30 abr Subversivos da Ordem Democrática, por João Ricardo dos Santos Costa
É um grave atentado à democracia brasileira a pretensão contida na Proposta de Emenda Constitucional (PEC) 03, de 2011, aprovada recentemente na Comissão de Constituição e Justiça (CCJ) da Câmara dos Deputados. A proposição, de autoria do parlamentar Nazareno Fonteles (PT/PI), pretende limitar a atuação do Poder Judiciário pela interferência do Poder Legislativo em questões que, segundo os arautos defensores da aberração, impliquem em “ativismo judicial”.
Unidos pela ausência de interesse público, o estrato das iniquidades, que se agrupa no Congresso Nacional para romper com o pacto republicano, não esconde suas motivações. São interesses pessoais que pretendem impor a toda sociedade. Fundamentalistas religiosos, conservadores de toda ordem, moralistas da escola de Demóstenes Torres e fichas sujas sequer se constrangem em expor as suas justificativas. Revelam à nação o péssimo manejo do mandato que o povo lhes outorgou.
Nazareno Fonteles, exercendo mandado como suplente na vaga de deputado de outro partido, não aceita a posição do Judiciário em relação a fidelidade partidária.
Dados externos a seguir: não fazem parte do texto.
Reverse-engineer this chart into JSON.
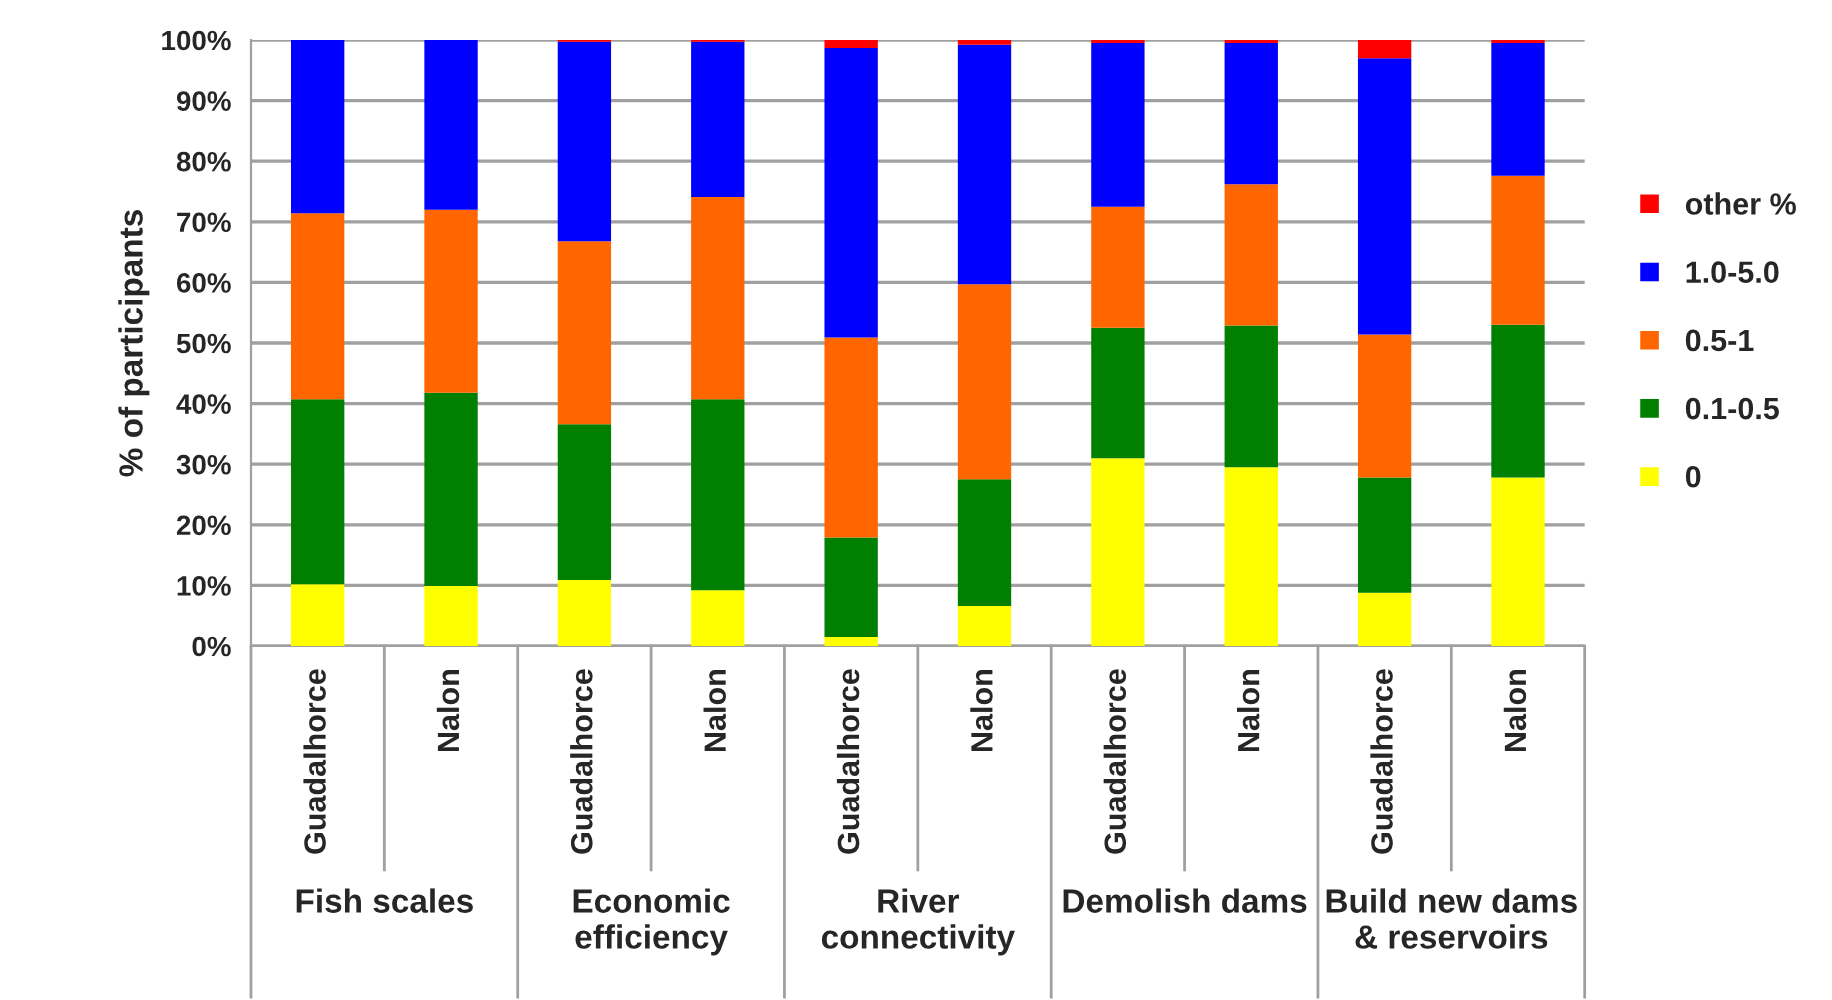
{
  "chart_data": {
    "type": "bar",
    "stacked": true,
    "ylabel": "% of participants",
    "categories": [
      "Guadalhorce",
      "Nalon",
      "Guadalhorce",
      "Nalon",
      "Guadalhorce",
      "Nalon",
      "Guadalhorce",
      "Nalon",
      "Guadalhorce",
      "Nalon"
    ],
    "annotations": [
      "Fish scales",
      "Economic\nefficiency",
      "River\nconnectivity",
      "Demolish dams",
      "Build new dams\n& reservoirs"
    ],
    "series": [
      {
        "name": "0",
        "color": "#ffff00",
        "values": [
          10.2,
          9.9,
          10.9,
          9.2,
          1.5,
          6.6,
          31.0,
          29.5,
          8.8,
          27.8
        ]
      },
      {
        "name": "0.1-0.5",
        "color": "#007f00",
        "values": [
          30.5,
          31.9,
          25.7,
          31.5,
          16.4,
          20.9,
          21.5,
          23.4,
          19.0,
          25.2
        ]
      },
      {
        "name": "0.5-1",
        "color": "#ff6600",
        "values": [
          30.7,
          30.2,
          30.2,
          33.4,
          33.0,
          32.2,
          20.0,
          23.3,
          23.6,
          24.6
        ]
      },
      {
        "name": "1.0-5.0",
        "color": "#0000ff",
        "values": [
          28.6,
          28.0,
          32.9,
          25.6,
          47.8,
          39.5,
          27.0,
          23.3,
          45.6,
          21.9
        ]
      },
      {
        "name": "other %",
        "color": "#ff0000",
        "values": [
          null,
          null,
          0.3,
          0.3,
          1.3,
          0.8,
          0.5,
          0.5,
          3.0,
          0.5
        ]
      }
    ],
    "ylim": [
      0,
      100
    ],
    "yticks": [
      {
        "value": 0,
        "label": "0%"
      },
      {
        "value": 10,
        "label": "10%"
      },
      {
        "value": 20,
        "label": "20%"
      },
      {
        "value": 30,
        "label": "30%"
      },
      {
        "value": 40,
        "label": "40%"
      },
      {
        "value": 50,
        "label": "50%"
      },
      {
        "value": 60,
        "label": "60%"
      },
      {
        "value": 70,
        "label": "70%"
      },
      {
        "value": 80,
        "label": "80%"
      },
      {
        "value": 90,
        "label": "90%"
      },
      {
        "value": 100,
        "label": "100%"
      }
    ],
    "grid": "y",
    "legend": "right"
  }
}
Defende a sua vaga e não a vontade do povo. Nelson Marchesan Jr, relator da PEC na CCJ, é um detrator contumaz do Poder Judiciário. Fixa uma de suas linhas de argumentação na postura da Justiça Eleitoral, ramo do Judiciário que lhe cassou um mandato pela prática de irregularidades. A Frente Parlamentar Evangélica e outros deputados de linha conservadora reagem contra as decisões do STF que efetivaram direitos fundamentais até então negligenciados pelo Legislativo, embora clamados pela sociedade. Os neo-subversivos não atacam a ditadura, mas a democracia.
É relevante saber quem são os personagens e suas motivações à imposição dessa verdadeira mordaça ao Judiciário. Tão ou mais grave do que a mordaça da imprensa. Lamentavelmente, o Congresso persiste com suas dificuldades em adequar-se ao modelo democrático estabelecido no último processo constituinte. A casa do povo atua como uma instituição privada. Não consegue libertar-se do fisiologismo que impera nas suas entranhas e acaba funcionando como um obstáculo aos avanços democráticos. Não percebe que a sociedade reclama é por um Judiciário célere, independente e forte para superarmos as graves injustiças sociais que afetam o povo brasileiro.
Para tanto, já está mais do que na hora dos nossos legisladores portarem-se (todos) como autênticos representantes do povo e presentearem a cidadania com uma legislação processual honesta, enxuta e que seja um verdadeiro instrumento de garantias e efetividade de direitos. O Congresso tem o dever de abolir a absurda instrumentalidade que burocratiza o processo, viola direitos e liquida com a função jurisdicional. Somos, no planeta, recordistas em quantidade de recursos. É um sistema que tem dupla (des)serventia: garantir a impunidade dos poderosas e negar direitos aos pobres.
* Juiz de Direito e ex-presidente da AJURIS
Artigo publicado em Zero Hora no dia 27/4/2012, pg 17.